A crise do Schalke 04 não se restringe apenas ao que acontece dentro de campo. Os Azuis Reais atravessam sua pior sequência na história da Bundesliga, com 15 rodadas sem vitória. Ainda assim, os dirigentes conseguem piorar muito a situação do lado de fora, com “soluções” para a crise financeira que soam como mesquinharia. Depois que o clube exigiu uma “justificativa” para os torcedores que pediram o reembolso dos ingressos das partidas com portões fechados, nos últimos dias a direção resolveu demitir motoristas (sobretudo idosos) que ganhavam baixos salários para “cortar despesas” – como bem conta o grande Gerd Wenzel, em sua coluna na Deutsche Welle. Os ultras não ficaram de braços cruzados e escreveram uma forte carta de protesto.

“A temporada inteira é uma declaração moral de falência. Uma liquidação dos valores do Schalke, que geralmente são usados para fins de marketing, mas em outros assuntos acabam pisoteados. A associação está cada vez mais perdendo credibilidade e identificação. O sentimento familiar que torna este clube tão especial parece existir apenas entre os torcedores. Estamos chocados em ver que os responsáveis pelas decisões se afastaram há muito tempo de nossos valores e ideais. Enquanto isso, a maioria dos associados está atordoada com o que se tornou nosso clube”, escreveram os Ultras Gelsenkirchen, nesta segunda.

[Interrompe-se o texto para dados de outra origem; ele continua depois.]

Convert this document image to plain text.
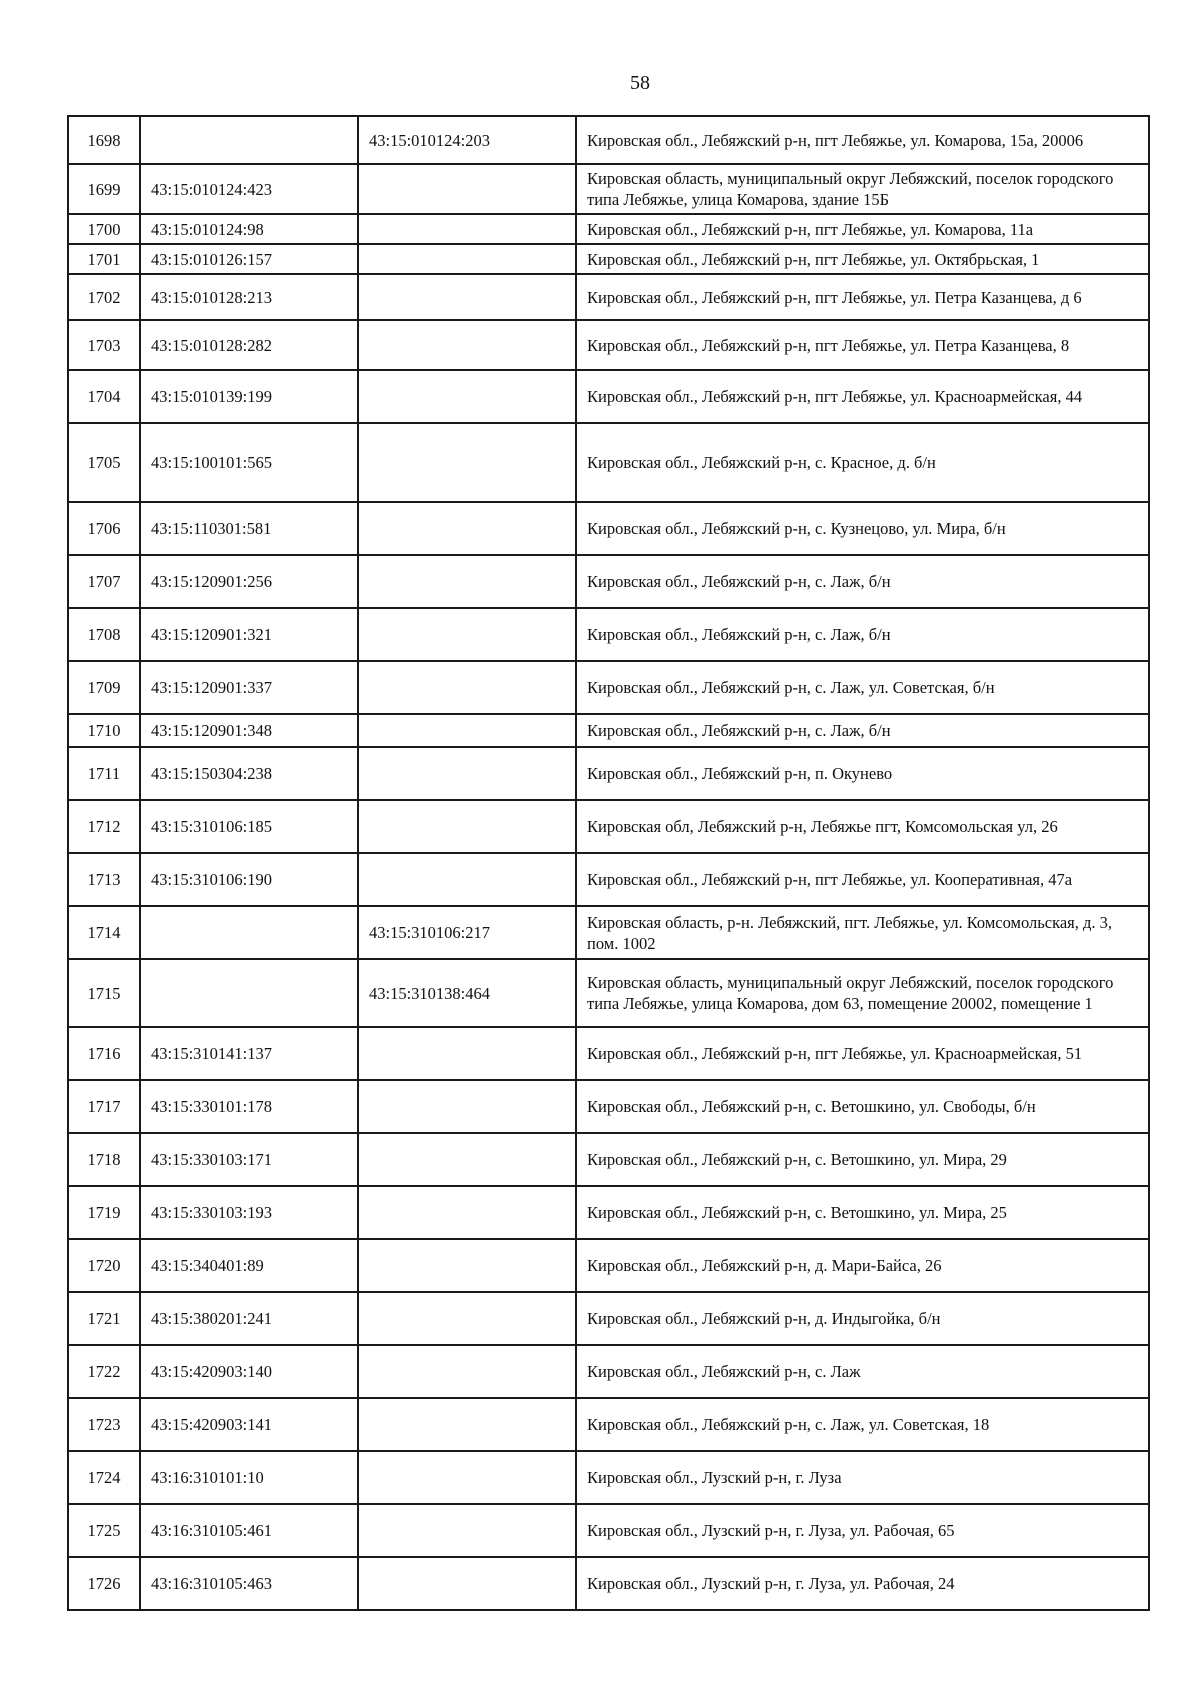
58
1698		43:15:010124:203	Кировская обл., Лебяжский р-н, пгт Лебяжье, ул. Комарова, 15а, 20006
1699	43:15:010124:423		Кировская область, муниципальный округ Лебяжский, поселок городского типа Лебяжье, улица Комарова, здание 15Б
1700	43:15:010124:98		Кировская обл., Лебяжский р-н, пгт Лебяжье, ул. Комарова, 11а
1701	43:15:010126:157		Кировская обл., Лебяжский р-н, пгт Лебяжье, ул. Октябрьская, 1
1702	43:15:010128:213		Кировская обл., Лебяжский р-н, пгт Лебяжье, ул. Петра Казанцева, д 6
1703	43:15:010128:282		Кировская обл., Лебяжский р-н, пгт Лебяжье, ул. Петра Казанцева, 8
1704	43:15:010139:199		Кировская обл., Лебяжский р-н, пгт Лебяжье, ул. Красноармейская, 44
1705	43:15:100101:565		Кировская обл., Лебяжский р-н, с. Красное, д. б/н
1706	43:15:110301:581		Кировская обл., Лебяжский р-н, с. Кузнецово, ул. Мира, б/н
1707	43:15:120901:256		Кировская обл., Лебяжский р-н, с. Лаж, б/н
1708	43:15:120901:321		Кировская обл., Лебяжский р-н, с. Лаж, б/н
1709	43:15:120901:337		Кировская обл., Лебяжский р-н, с. Лаж, ул. Советская, б/н
1710	43:15:120901:348		Кировская обл., Лебяжский р-н, с. Лаж, б/н
1711	43:15:150304:238		Кировская обл., Лебяжский р-н, п. Окунево
1712	43:15:310106:185		Кировская обл, Лебяжский р-н, Лебяжье пгт, Комсомольская ул, 26
1713	43:15:310106:190		Кировская обл., Лебяжский р-н, пгт Лебяжье, ул. Кооперативная, 47а
1714		43:15:310106:217	Кировская область, р-н. Лебяжский, пгт. Лебяжье, ул. Комсомольская, д. 3, пом. 1002
1715		43:15:310138:464	Кировская область, муниципальный округ Лебяжский, поселок городского типа Лебяжье, улица Комарова, дом 63, помещение 20002, помещение 1
1716	43:15:310141:137		Кировская обл., Лебяжский р-н, пгт Лебяжье, ул. Красноармейская, 51
1717	43:15:330101:178		Кировская обл., Лебяжский р-н, с. Ветошкино, ул. Свободы, б/н
1718	43:15:330103:171		Кировская обл., Лебяжский р-н, с. Ветошкино, ул. Мира, 29
1719	43:15:330103:193		Кировская обл., Лебяжский р-н, с. Ветошкино, ул. Мира, 25
1720	43:15:340401:89		Кировская обл., Лебяжский р-н, д. Мари-Байса, 26
1721	43:15:380201:241		Кировская обл., Лебяжский р-н, д. Индыгойка, б/н
1722	43:15:420903:140		Кировская обл., Лебяжский р-н, с. Лаж
1723	43:15:420903:141		Кировская обл., Лебяжский р-н, с. Лаж, ул. Советская, 18
1724	43:16:310101:10		Кировская обл., Лузский р-н, г. Луза
1725	43:16:310105:461		Кировская обл., Лузский р-н, г. Луза, ул. Рабочая, 65
1726	43:16:310105:463		Кировская обл., Лузский р-н, г. Луза, ул. Рабочая, 24
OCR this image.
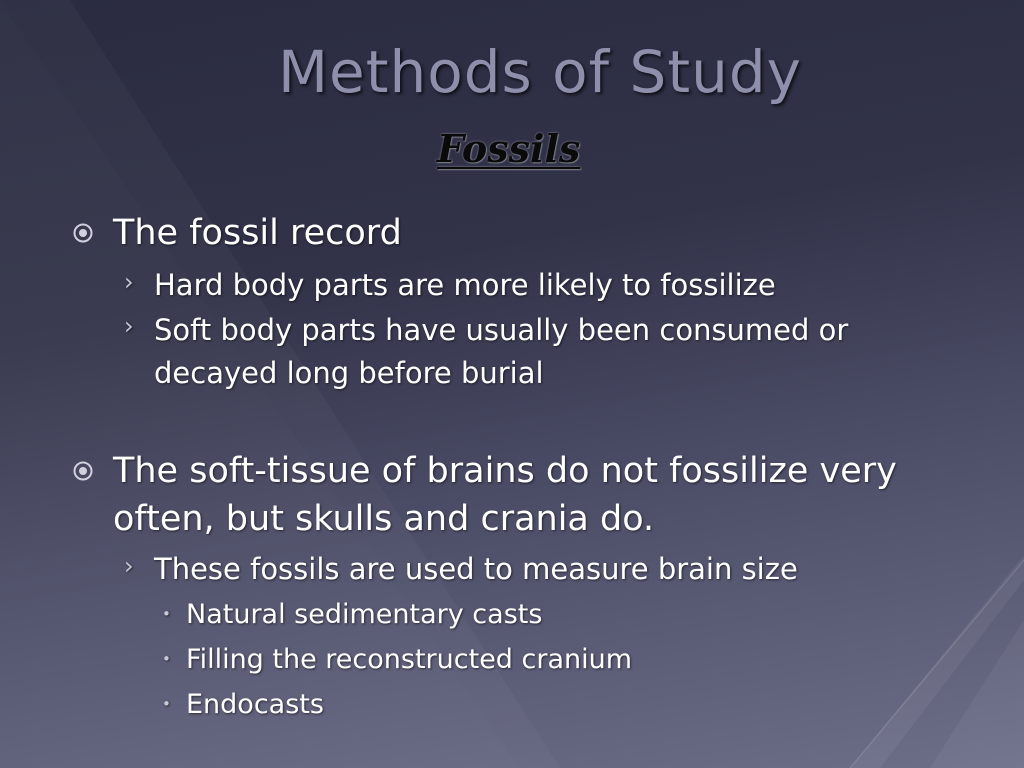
Methods of Study
Fossils
The fossil record
› Hard body parts are more likely to fossilize
› Soft body parts have usually been consumed or decayed long before burial
The soft-tissue of brains do not fossilize very often, but skulls and crania do.
› These fossils are used to measure brain size
• Natural sedimentary casts
• Filling the reconstructed cranium
• Endocasts
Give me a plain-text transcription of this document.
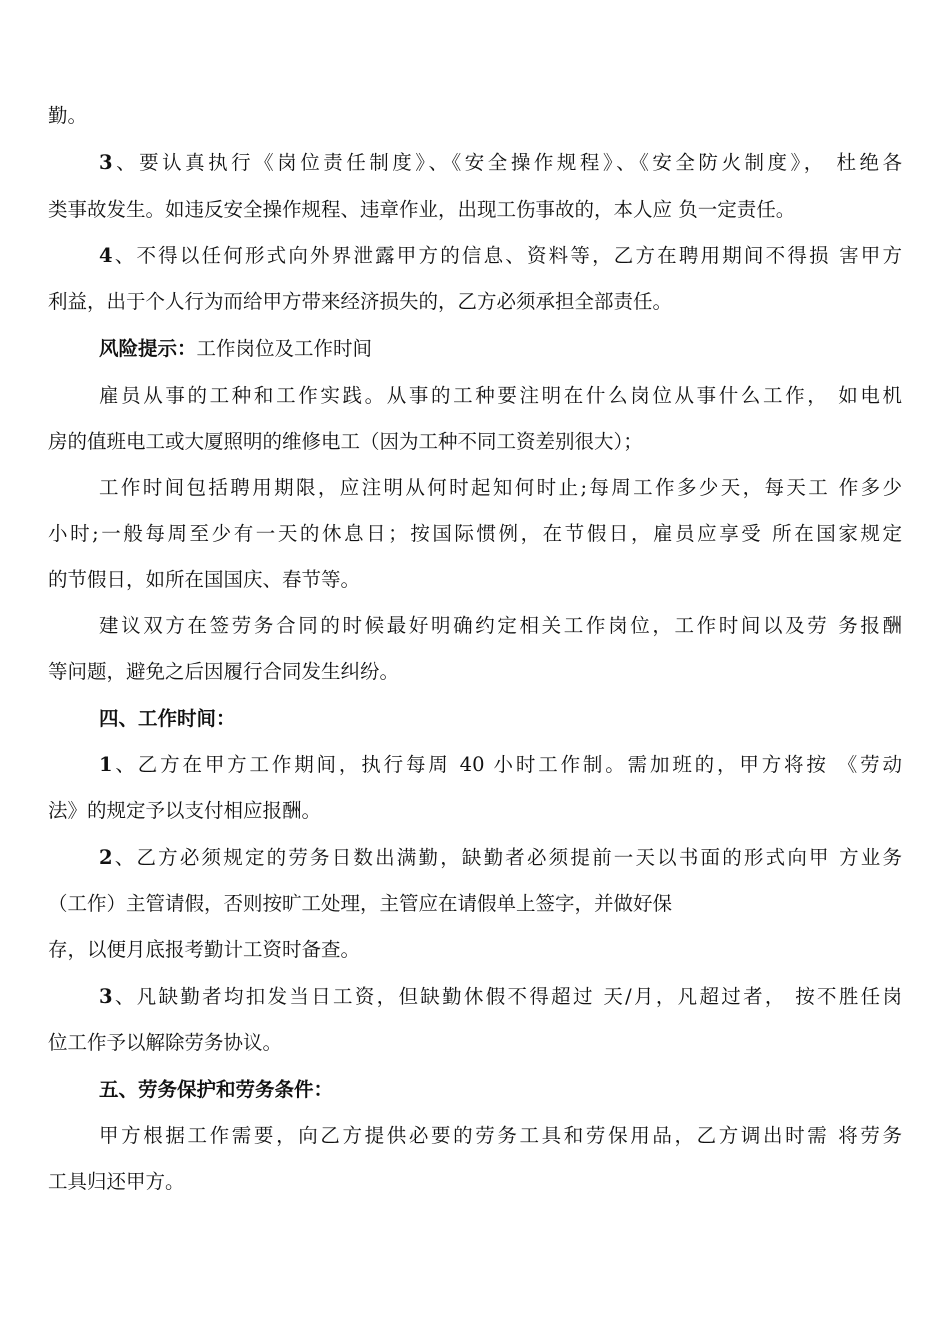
勤。
3、要认真执行《岗位责任制度》、《安全操作规程》、《安全防火制度》， 杜绝各
类事故发生。如违反安全操作规程、违章作业，出现工伤事故的，本人应 负一定责任。
4、不得以任何形式向外界泄露甲方的信息、资料等，乙方在聘用期间不得损 害甲方
利益，出于个人行为而给甲方带来经济损失的，乙方必须承担全部责任。
风险提示：工作岗位及工作时间
雇员从事的工种和工作实践。从事的工种要注明在什么岗位从事什么工作， 如电机
房的值班电工或大厦照明的维修电工（因为工种不同工资差别很大）；
工作时间包括聘用期限，应注明从何时起知何时止;每周工作多少天，每天工 作多少
小时;一般每周至少有一天的休息日；按国际惯例，在节假日，雇员应享受 所在国家规定
的节假日，如所在国国庆、春节等。
建议双方在签劳务合同的时候最好明确约定相关工作岗位，工作时间以及劳 务报酬
等问题，避免之后因履行合同发生纠纷。
四、工作时间：
1、乙方在甲方工作期间，执行每周 40 小时工作制。需加班的，甲方将按 《劳动
法》的规定予以支付相应报酬。
2、乙方必须规定的劳务日数出满勤，缺勤者必须提前一天以书面的形式向甲 方业务
（工作）主管请假，否则按旷工处理，主管应在请假单上签字，并做好保
存，以便月底报考勤计工资时备查。
3、凡缺勤者均扣发当日工资，但缺勤休假不得超过 天/月，凡超过者， 按不胜任岗
位工作予以解除劳务协议。
五、劳务保护和劳务条件：
甲方根据工作需要，向乙方提供必要的劳务工具和劳保用品，乙方调出时需 将劳务
工具归还甲方。
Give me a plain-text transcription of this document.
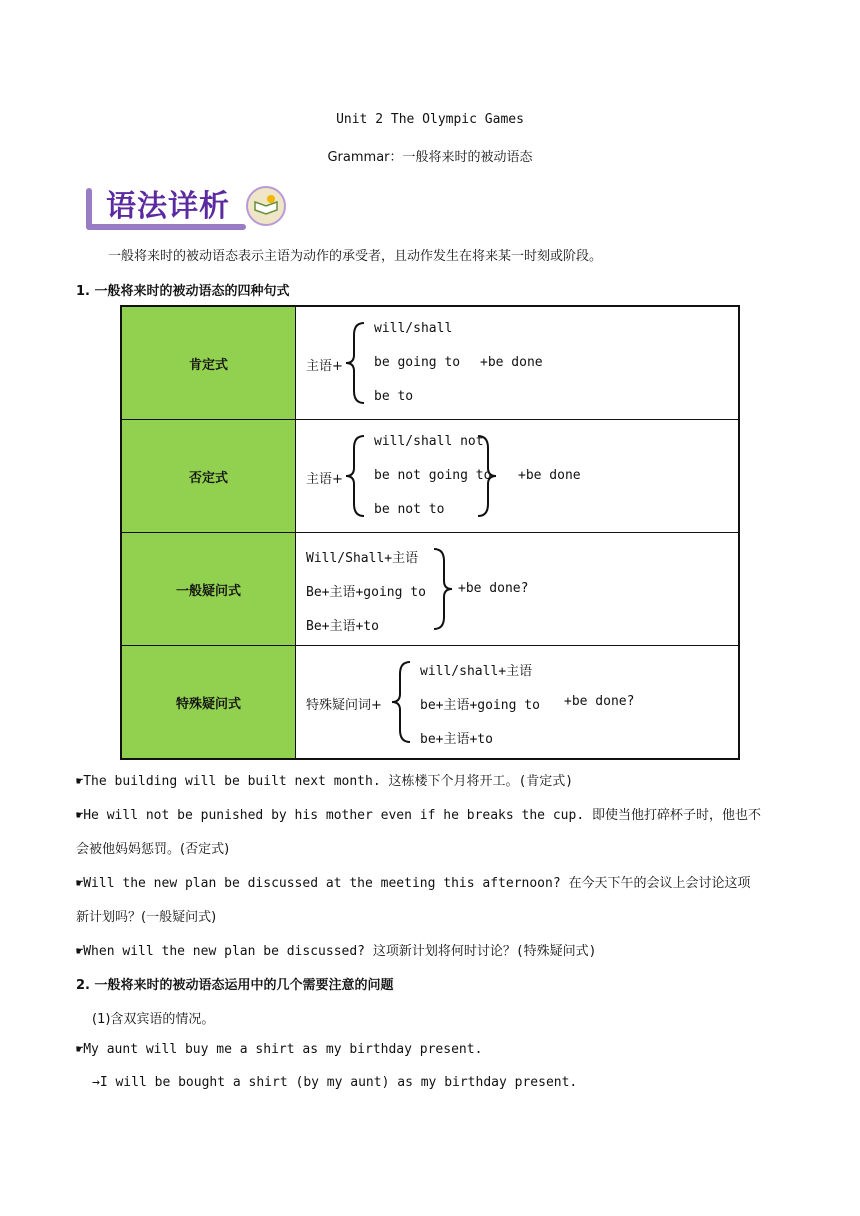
Unit 2 The Olympic Games
Grammar：一般将来时的被动语态
语法详析
一般将来时的被动语态表示主语为动作的承受者，且动作发生在将来某一时刻或阶段。
1. 一般将来时的被动语态的四种句式
肯定式	主语+
will/shall
be going to
be to
+be done

否定式	主语+
will/shall not
be not going to
be not to
+be done

一般疑问式	Will/Shall+主语
Be+主语+going to
Be+主语+to
+be done?

特殊疑问式	特殊疑问词+
will/shall+主语
be+主语+going to
be+主语+to
+be done?
☛The building will be built next month. 这栋楼下个月将开工。(肯定式)
☛He will not be punished by his mother even if he breaks the cup. 即使当他打碎杯子时，他也不
会被他妈妈惩罚。(否定式)
☛Will the new plan be discussed at the meeting this afternoon? 在今天下午的会议上会讨论这项
新计划吗？(一般疑问式)
☛When will the new plan be discussed? 这项新计划将何时讨论？(特殊疑问式)
2. 一般将来时的被动语态运用中的几个需要注意的问题
(1)含双宾语的情况。
☛My aunt will buy me a shirt as my birthday present.
→I will be bought a shirt (by my aunt) as my birthday present.
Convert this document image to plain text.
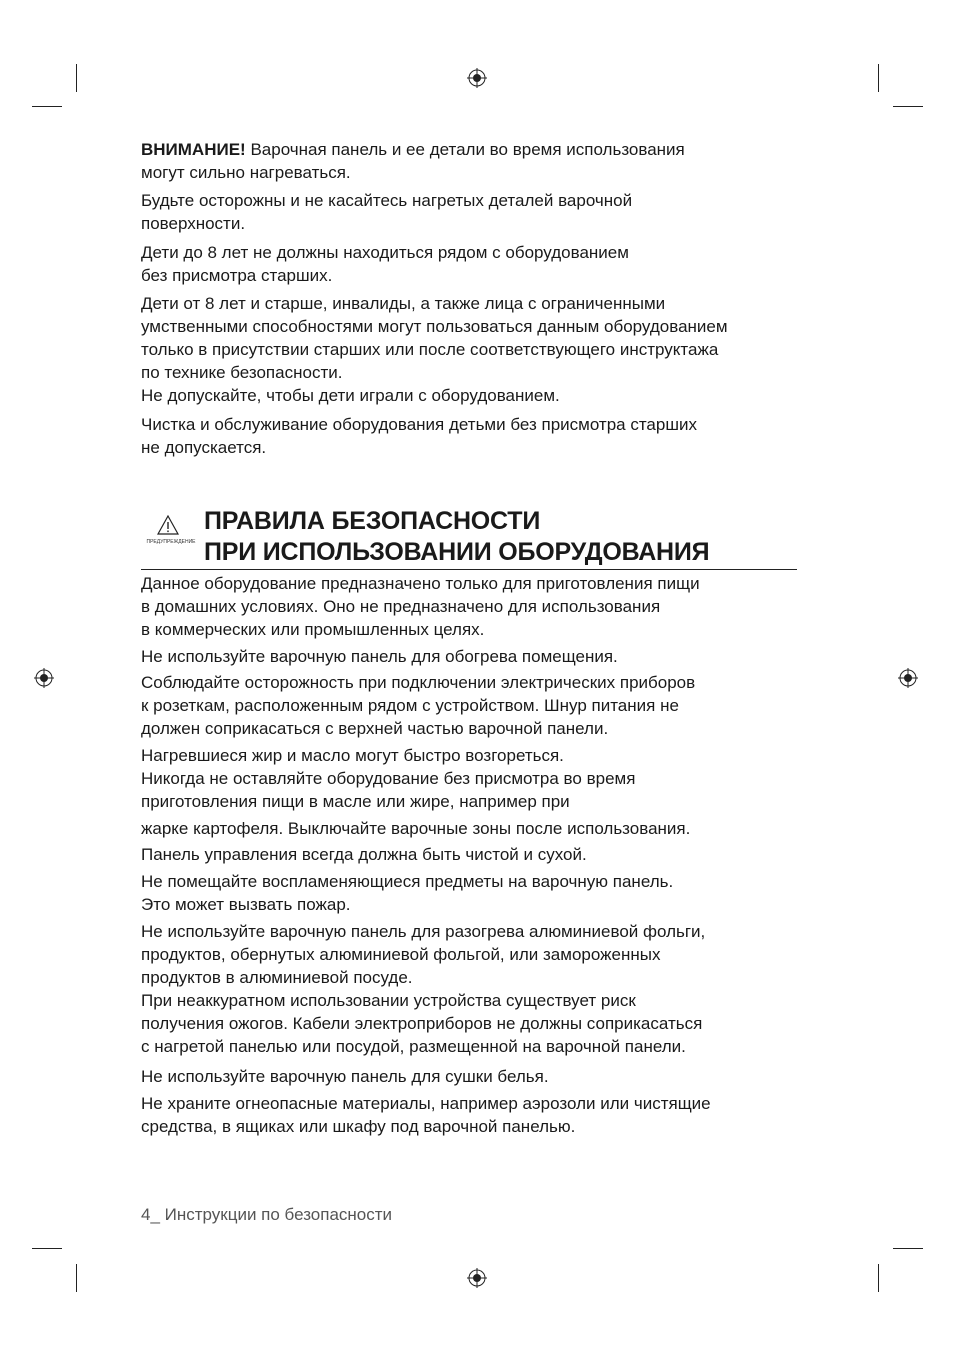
ВНИМАНИЕ! Варочная панель и ее детали во время использования
могут сильно нагреваться.

Будьте осторожны и не касайтесь нагретых деталей варочной
поверхности.

Дети до 8 лет не должны находиться рядом с оборудованием
без присмотра старших.

Дети от 8 лет и старше, инвалиды, а также лица с ограниченными
умственными способностями могут пользоваться данным оборудованием
только в присутствии старших или после соответствующего инструктажа
по технике безопасности.
Не допускайте, чтобы дети играли с оборудованием.

Чистка и обслуживание оборудования детьми без присмотра старших
не допускается.

ПРЕДУПРЕЖДЕНИЕ
ПРАВИЛА БЕЗОПАСНОСТИ
ПРИ ИСПОЛЬЗОВАНИИ ОБОРУДОВАНИЯ

Данное оборудование предназначено только для приготовления пищи
в домашних условиях. Оно не предназначено для использования
в коммерческих или промышленных целях.

Не используйте варочную панель для обогрева помещения.

Соблюдайте осторожность при подключении электрических приборов
к розеткам, расположенным рядом с устройством. Шнур питания не
должен соприкасаться с верхней частью варочной панели.

Нагревшиеся жир и масло могут быстро возгореться.
Никогда не оставляйте оборудование без присмотра во время
приготовления пищи в масле или жире, например при

жарке картофеля. Выключайте варочные зоны после использования.

Панель управления всегда должна быть чистой и сухой.

Не помещайте воспламеняющиеся предметы на варочную панель.
Это может вызвать пожар.

Не используйте варочную панель для разогрева алюминиевой фольги,
продуктов, обернутых алюминиевой фольгой, или замороженных
продуктов в алюминиевой посуде.
При неаккуратном использовании устройства существует риск
получения ожогов. Кабели электроприборов не должны соприкасаться
с нагретой панелью или посудой, размещенной на варочной панели.

Не используйте варочную панель для сушки белья.

Не храните огнеопасные материалы, например аэрозоли или чистящие
средства, в ящиках или шкафу под варочной панелью.

4_ Инструкции по безопасности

“Uma coisa é certa: não deixaremos levarem o clube, muito menos destruí-lo. O clube deve retornar à sua declaração de missão e cumprir a responsabilidade social que possui. Para a nova temporada, pedimos um objetivo claro e, em conexão com isso, um novo começo e um retorno às antigas virtudes e valores básicos, bem como à nossa declaração de missão. Uma reavaliação de nossa situação financeira também parece essencial. Não queremos mais desculpas. Se você não vive os valores do Schalke, precisa deixar o clube”, finalizaram.

As maiores críticas recaem sobre Clemens Tönnies, empresário que preside o Schalke 04 desde 2001. No início da temporada, o dirigente já teve sua saída exigida pelos ultras, após declarações racistas em evento fora do clube. Apesar disso, a diretoria do Schalke não tomou uma atitude e o próprio Tönnies determinou uma licença temporária de algumas semanas, antes de retornar ao cargo. Com os problemas financeiros na agremiação, o cartola pressionou bastante para o retorno da Bundesliga durante a pandemia e até mesmo ofereceu os laboratórios de sua empresa, do ramo frigorífico, para produzir testes de coronavírus em massa aos jogadores. Agora, por conta das péssimas condições sanitárias, a companhia virou um foco da doença e registrou 1,5 mil infectados apenas entre os seus funcionários.

Depois da publicação da carta, nesta terça, os ultras do Schalke colocaram diversas faixas de protesto nos arredores da Veltins Arena. Pediam que a diretoria respeitasse os valores do clube e exigiam a saída de Tönnies. Além disso, a torcida organiza uma grande manifestação ao redor do estádio durante a última rodada da Bundesliga, no próximo sábado. No momento em que o Schalke enfrentará o Freiburg fora de casa, os torcedores realizarão um ato na Veltins Arena para reclamar da má gestão e das atitudes mesquinhas da direção.

“Quase todos nós temos ficado bravos com nosso clube nas últimas semanas, meses, anos. Logicamente, muitas vezes é sobre o desempenho dentro de campo, mas acima de tudo por aquilo que acontece do lado de fora. Ao mesmo tempo, um sentimento de frustração, resignação e indiferença se espalhou entre muitos torcedores, mesmo entre aqueles que atuavam ativamente nas questões do cube. É triste, mas é verdade. Portanto, acreditamos que agora é hora de nos levantarmos novamente, na esperança de salvar nosso amado clube de ser destruído por conselheiros incompetentes e obcecados pelo poder”, declara a convocação do protesto.

“Levante-se e dê exemplo conosco. Por nosso clube e contra as estruturas encrustadas nos comitês. Levante-se se você é pelo Schalke! Mostre que a comunidade de torcedores do Schalke segue viva. Ainda temos uma chance, mas somos fortes apenas juntos! Obviamente, uma manifestação sozinha não pode mudar nada, mas ajuda a indicar os rumos. Pode fortalecer nossa comunidade e mandar uma grande mensagem. Muitas organizações de torcedores já nos deram seu apoio. Vamos mostrar que somos mais! Não somos apenas contra a atual situação, estamos conversando com muitos torcedores sobre conceitos ao futuro”, finalizam.